Rittenhouse was also asked about Nicholas Sandmann, the Kentucky teenager who was smeared by the mainstream media as racist after a January 2019 confrontation after the March for Life in Washington, D.C.

On Friday, Sandmann announced a settlement in his lawsuit against NBC over its coverage of his case. He had previously settled with The Washington Post and CNN. He has urged Rittenhouse to make a stand against the media.

“Good for him,” Rittenhouse said when asked about the settlement.

In his address to the AmeriFest crowd, Rittenhouse noted that, all along, his legal case was about more than one person and one incident.

“I think my trial was an example of them trying to come after our Second Amendment rights, our right to defend ourselves and trying to take our weapons,” Rittenhouse said, according to the Arizona Republic.

Rittenhouse, who was 17 at the time of the Kenosha shootings, said faith helps him endure.

“I believe God’s been with me every day of the trial, every day since Aug. 25 …  I pray to Him every single night … I pray for strength to get through whatever happens to me,” he said, according to the New York Post.

Rittenhouse said preparation for the fishbowl that was his trial was intense, but necessary.

“I wanted to tell my story,” he said. “I wanted to tell the world what happened in Kenosha, the truth, unlike what the prosecution tried to do.

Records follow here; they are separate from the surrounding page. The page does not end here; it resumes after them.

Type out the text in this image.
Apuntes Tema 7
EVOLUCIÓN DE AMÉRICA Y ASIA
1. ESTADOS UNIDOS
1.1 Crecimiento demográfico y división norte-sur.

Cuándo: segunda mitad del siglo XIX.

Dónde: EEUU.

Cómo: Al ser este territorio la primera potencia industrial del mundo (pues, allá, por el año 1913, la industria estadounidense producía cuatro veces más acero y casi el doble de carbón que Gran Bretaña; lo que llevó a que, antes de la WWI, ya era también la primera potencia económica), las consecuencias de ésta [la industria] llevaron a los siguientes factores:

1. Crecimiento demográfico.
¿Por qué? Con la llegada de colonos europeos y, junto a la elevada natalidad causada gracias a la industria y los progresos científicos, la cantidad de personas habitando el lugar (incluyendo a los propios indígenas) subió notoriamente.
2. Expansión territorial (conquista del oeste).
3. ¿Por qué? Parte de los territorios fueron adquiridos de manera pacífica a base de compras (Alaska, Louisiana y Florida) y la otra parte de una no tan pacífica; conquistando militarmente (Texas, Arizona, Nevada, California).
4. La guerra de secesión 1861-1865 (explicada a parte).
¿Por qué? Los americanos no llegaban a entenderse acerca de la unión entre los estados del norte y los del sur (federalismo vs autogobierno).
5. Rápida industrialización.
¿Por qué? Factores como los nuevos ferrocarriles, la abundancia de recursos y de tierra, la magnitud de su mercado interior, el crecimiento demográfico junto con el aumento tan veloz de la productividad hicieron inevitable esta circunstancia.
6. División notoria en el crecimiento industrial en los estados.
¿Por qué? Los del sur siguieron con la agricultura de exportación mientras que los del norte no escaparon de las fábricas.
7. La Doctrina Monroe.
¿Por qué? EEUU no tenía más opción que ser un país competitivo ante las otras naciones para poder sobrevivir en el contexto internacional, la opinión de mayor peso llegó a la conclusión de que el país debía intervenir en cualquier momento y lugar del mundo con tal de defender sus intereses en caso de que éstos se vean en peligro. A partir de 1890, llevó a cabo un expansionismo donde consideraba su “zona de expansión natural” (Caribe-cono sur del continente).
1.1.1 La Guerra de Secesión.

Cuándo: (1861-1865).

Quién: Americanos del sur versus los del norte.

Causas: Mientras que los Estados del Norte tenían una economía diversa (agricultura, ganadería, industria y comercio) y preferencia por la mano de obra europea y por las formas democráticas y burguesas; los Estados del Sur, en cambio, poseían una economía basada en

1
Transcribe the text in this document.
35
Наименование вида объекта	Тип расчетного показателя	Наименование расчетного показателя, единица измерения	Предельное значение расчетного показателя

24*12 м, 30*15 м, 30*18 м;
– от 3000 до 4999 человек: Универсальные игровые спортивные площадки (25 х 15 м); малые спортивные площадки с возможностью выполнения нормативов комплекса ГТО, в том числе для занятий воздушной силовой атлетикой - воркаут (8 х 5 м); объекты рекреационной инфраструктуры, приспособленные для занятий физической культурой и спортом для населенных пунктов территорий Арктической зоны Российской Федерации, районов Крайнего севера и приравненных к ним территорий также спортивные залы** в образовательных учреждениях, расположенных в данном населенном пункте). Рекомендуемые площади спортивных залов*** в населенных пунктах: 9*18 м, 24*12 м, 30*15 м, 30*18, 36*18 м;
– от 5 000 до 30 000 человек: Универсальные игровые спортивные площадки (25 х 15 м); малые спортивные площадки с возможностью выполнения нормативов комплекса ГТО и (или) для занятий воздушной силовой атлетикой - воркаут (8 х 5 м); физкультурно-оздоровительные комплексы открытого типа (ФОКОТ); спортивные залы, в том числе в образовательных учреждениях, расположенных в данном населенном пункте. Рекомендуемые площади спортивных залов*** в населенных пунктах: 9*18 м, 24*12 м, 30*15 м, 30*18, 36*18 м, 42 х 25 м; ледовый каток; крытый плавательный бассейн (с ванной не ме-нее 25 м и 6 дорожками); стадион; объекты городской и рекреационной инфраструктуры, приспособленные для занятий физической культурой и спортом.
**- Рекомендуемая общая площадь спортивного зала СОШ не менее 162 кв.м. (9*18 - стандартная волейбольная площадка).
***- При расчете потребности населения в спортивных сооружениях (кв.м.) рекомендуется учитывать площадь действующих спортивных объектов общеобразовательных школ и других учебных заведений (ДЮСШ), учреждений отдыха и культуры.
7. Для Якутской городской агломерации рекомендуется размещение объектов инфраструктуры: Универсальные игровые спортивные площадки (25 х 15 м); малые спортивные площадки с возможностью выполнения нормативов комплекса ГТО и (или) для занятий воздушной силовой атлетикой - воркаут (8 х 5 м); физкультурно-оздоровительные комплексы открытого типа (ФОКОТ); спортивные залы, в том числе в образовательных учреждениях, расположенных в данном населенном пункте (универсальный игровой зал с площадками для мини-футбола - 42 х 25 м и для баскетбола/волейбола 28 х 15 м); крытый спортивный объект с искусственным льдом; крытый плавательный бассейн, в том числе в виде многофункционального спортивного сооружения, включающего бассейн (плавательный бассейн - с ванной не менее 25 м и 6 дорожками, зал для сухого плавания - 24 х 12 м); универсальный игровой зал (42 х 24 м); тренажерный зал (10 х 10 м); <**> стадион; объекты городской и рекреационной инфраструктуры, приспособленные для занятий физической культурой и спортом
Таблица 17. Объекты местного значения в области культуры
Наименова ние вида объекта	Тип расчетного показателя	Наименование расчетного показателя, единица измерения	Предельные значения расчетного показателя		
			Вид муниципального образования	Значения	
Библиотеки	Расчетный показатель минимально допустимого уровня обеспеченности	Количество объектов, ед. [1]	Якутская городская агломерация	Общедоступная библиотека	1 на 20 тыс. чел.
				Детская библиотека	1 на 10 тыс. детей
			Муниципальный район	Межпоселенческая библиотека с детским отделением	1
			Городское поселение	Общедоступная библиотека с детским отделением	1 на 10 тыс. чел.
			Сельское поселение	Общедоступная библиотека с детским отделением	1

And that’s why I took the stand.”

But in his Fox News interview, he offered a different take on his decision to head to Kenosha last summer to protect businesses that were in danger of arson from rioting mobs.

“[With] what I was dragged through and what I had to go through — to facing life in prison — I wouldn’t say it was worth it,” he said, according to Fox,  “hindsight being 20/20.”

Rittenhouse has an Arizona connection. He attended online classes at Arizona State University and had to endure a post-verdict protest when some students wanted the school to expel him. He said he plans to go back.

“I deserve an education like anybody else, and I look forward to attending in the spring,” he said.

In his AmeriFest address, Rittenhouse offered those attending his method of surviving.

“Always be humble and look at the positives in life and focus on today and not tomorrow,” Rittenhouse said, according to the Post. “You can only live one day at a time.”

And as for what’s next, he hinted at a media lawsuit — “be on the lookout,” he said, according to the Post.

But he was more definite on other plans.

“Looking to getting on the mountain to go snowboarding,” he said.